A man of quiet habits and domestic tastes, as a general rule he divided his time between his store and his home. But when it was proposed to erect the first headquarters of the recently organized Buffalo Club at No. 210 Delaware avenue, next to his residence, he became a charter member of the Club. He also was actively concerned in various institutions for the furtherance of education, culture and benevolence, and held life memberships in the Buffalo Historical Society, the Fine Arts Academy and the Society of Natural Sciences. He was also a zealous member and a liberal supporter of the Young Men’s Association.
William Laverack was a man of high principle and strong religious belief. He was one of the organizers of Trinity Parish in 1836, and served as Vestryman and Warden of the church for a great many years.
In 1840 Mr. Laverack married Mary Radcliffe, daughter of Jerry Radcliffe and Ariadne Webster, and was the sister of Mrs. Robert Hollister and Mrs. Walter Jay. Mrs. Laverack died in 1877. The children of the union now surviving are George E. Laverack and Mary A., now the wife of Dr. H. C. Frost.

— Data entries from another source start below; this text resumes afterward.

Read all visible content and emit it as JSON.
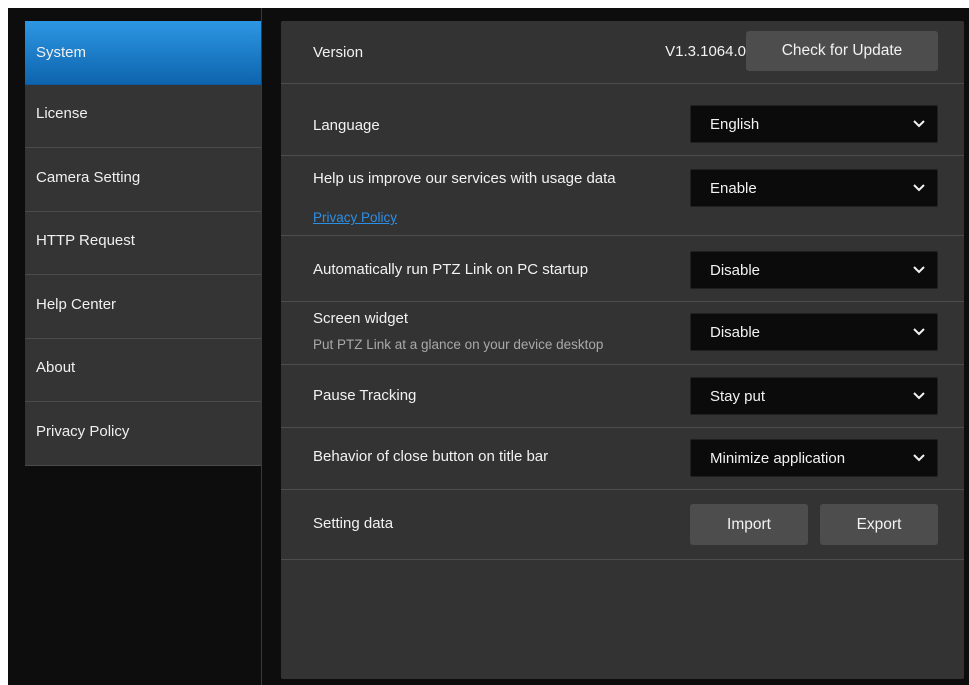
{
  "sidebar": {
    "items": [
      {
        "label": "System",
        "active": true
      },
      {
        "label": "License"
      },
      {
        "label": "Camera Setting"
      },
      {
        "label": "HTTP Request"
      },
      {
        "label": "Help Center"
      },
      {
        "label": "About"
      },
      {
        "label": "Privacy Policy"
      }
    ]
  },
  "settings": {
    "version": {
      "label": "Version",
      "value": "V1.3.1064.0",
      "button": "Check for Update"
    },
    "language": {
      "label": "Language",
      "selected": "English"
    },
    "usage_data": {
      "label": "Help us improve our services with usage data",
      "link": "Privacy Policy",
      "selected": "Enable"
    },
    "autorun": {
      "label": "Automatically run PTZ Link on PC startup",
      "selected": "Disable"
    },
    "widget": {
      "label": "Screen widget",
      "sublabel": "Put PTZ Link at a glance on your device desktop",
      "selected": "Disable"
    },
    "pause_tracking": {
      "label": "Pause Tracking",
      "selected": "Stay put"
    },
    "close_behavior": {
      "label": "Behavior of close button on title bar",
      "selected": "Minimize application"
    },
    "setting_data": {
      "label": "Setting data",
      "import": "Import",
      "export": "Export"
    }
  },
  "colors": {
    "accent": "#1d7ccb",
    "link": "#2b8fe6",
    "panel": "#333333",
    "background": "#0d0d0d"
  }
}
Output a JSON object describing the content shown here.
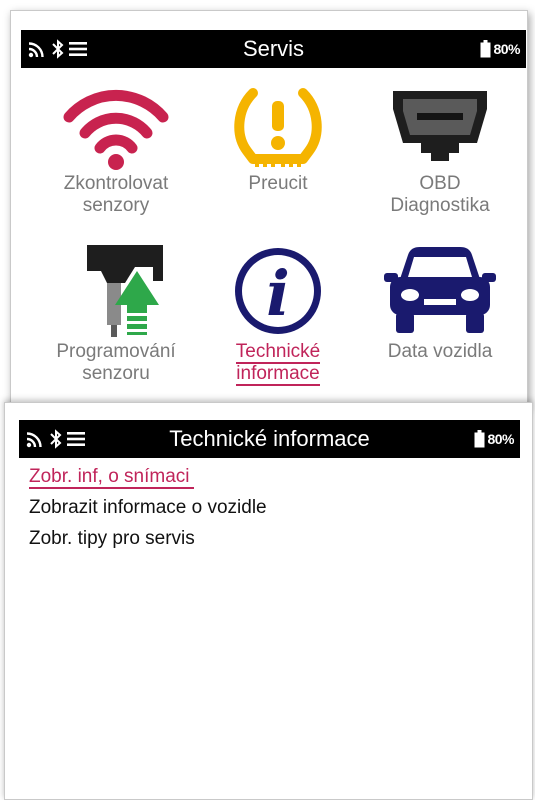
{
  "status_bar": {
    "battery": "80%",
    "icons": [
      "signal-icon",
      "bluetooth-icon",
      "menu-icon",
      "battery-icon"
    ]
  },
  "servis_screen": {
    "title": "Servis",
    "tiles": [
      {
        "line1": "Zkontrolovat",
        "line2": "senzory",
        "icon": "wifi-icon"
      },
      {
        "line1": "Preucit",
        "line2": "",
        "icon": "tpms-warning-icon"
      },
      {
        "line1": "OBD",
        "line2": "Diagnostika",
        "icon": "obd-connector-icon"
      },
      {
        "line1": "Programování",
        "line2": "senzoru",
        "icon": "sensor-program-icon"
      },
      {
        "line1": "Technické",
        "line2": "informace",
        "icon": "info-icon",
        "selected": true
      },
      {
        "line1": "Data vozidla",
        "line2": "",
        "icon": "car-icon"
      }
    ]
  },
  "tech_info_screen": {
    "title": "Technické informace",
    "items": [
      {
        "label": "Zobr. inf, o snímaci",
        "selected": true
      },
      {
        "label": "Zobrazit informace o vozidle"
      },
      {
        "label": "Zobr. tipy pro servis"
      }
    ]
  },
  "colors": {
    "accent": "#c0245a",
    "wifi": "#c8234f",
    "tpms": "#f5b400",
    "navy": "#1a1a6e",
    "green": "#2ea84a"
  }
}
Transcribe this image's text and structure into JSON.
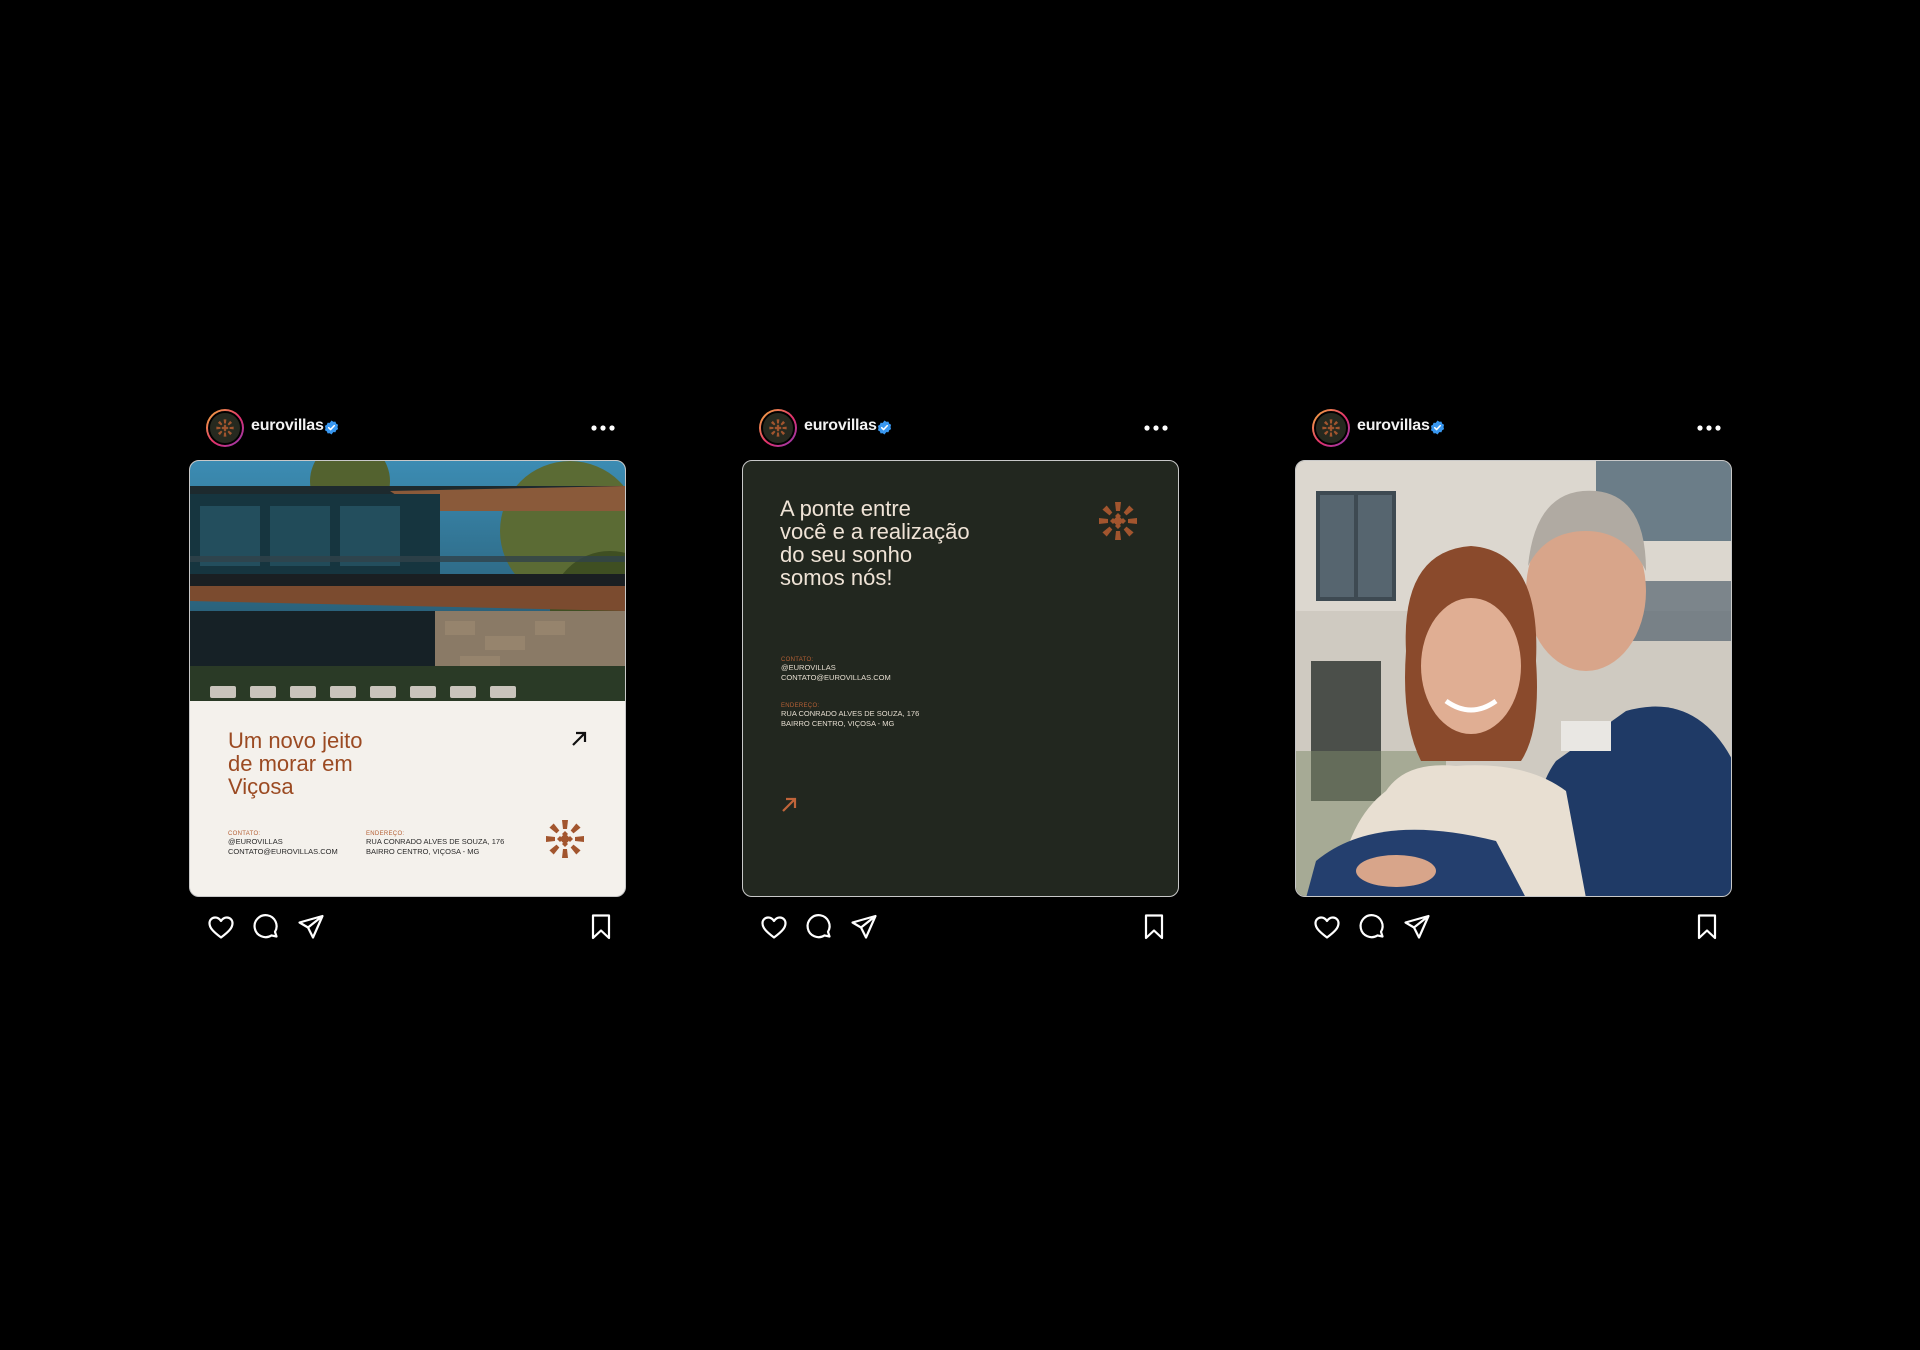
{
  "account": {
    "username": "eurovillas"
  },
  "colors": {
    "accent": "#9b4a22",
    "dark_green": "#22271f",
    "cream": "#f4f1ec",
    "verified": "#3897f0"
  },
  "posts": [
    {
      "title": "Um novo jeito\nde morar em\nViçosa",
      "contact_label": "CONTATO:",
      "contact_handle": "@EUROVILLAS",
      "contact_email": "CONTATO@EUROVILLAS.COM",
      "address_label": "ENDEREÇO:",
      "address_line1": "RUA CONRADO ALVES DE SOUZA, 176",
      "address_line2": "BAIRRO CENTRO, VIÇOSA - MG"
    },
    {
      "title": "A ponte entre\nvocê e a realização\ndo seu sonho\nsomos nós!",
      "contact_label": "CONTATO:",
      "contact_handle": "@EUROVILLAS",
      "contact_email": "CONTATO@EUROVILLAS.COM",
      "address_label": "ENDEREÇO:",
      "address_line1": "RUA CONRADO ALVES DE SOUZA, 176",
      "address_line2": "BAIRRO CENTRO, VIÇOSA - MG"
    },
    {}
  ],
  "icons": [
    "verified-badge-icon",
    "more-options-icon",
    "heart-icon",
    "comment-icon",
    "share-icon",
    "bookmark-icon",
    "arrow-up-right-icon",
    "sun-logo-icon"
  ]
}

Few lives have so well exemplified as did that of William Laverack the qualities of the capable business man, the conscientious citizen and the consistent Christian. A man without pretense or display, his existence moved in a current which, though serene, was strong and steady and which brought abundant benefits to his fellow-men. His was a well-rounded character, true to itself and to principle. His life was one of pre-eminent usefulness and his death was felt as a severe loss to the community with whose growth and prosperity his career had been so closely identified.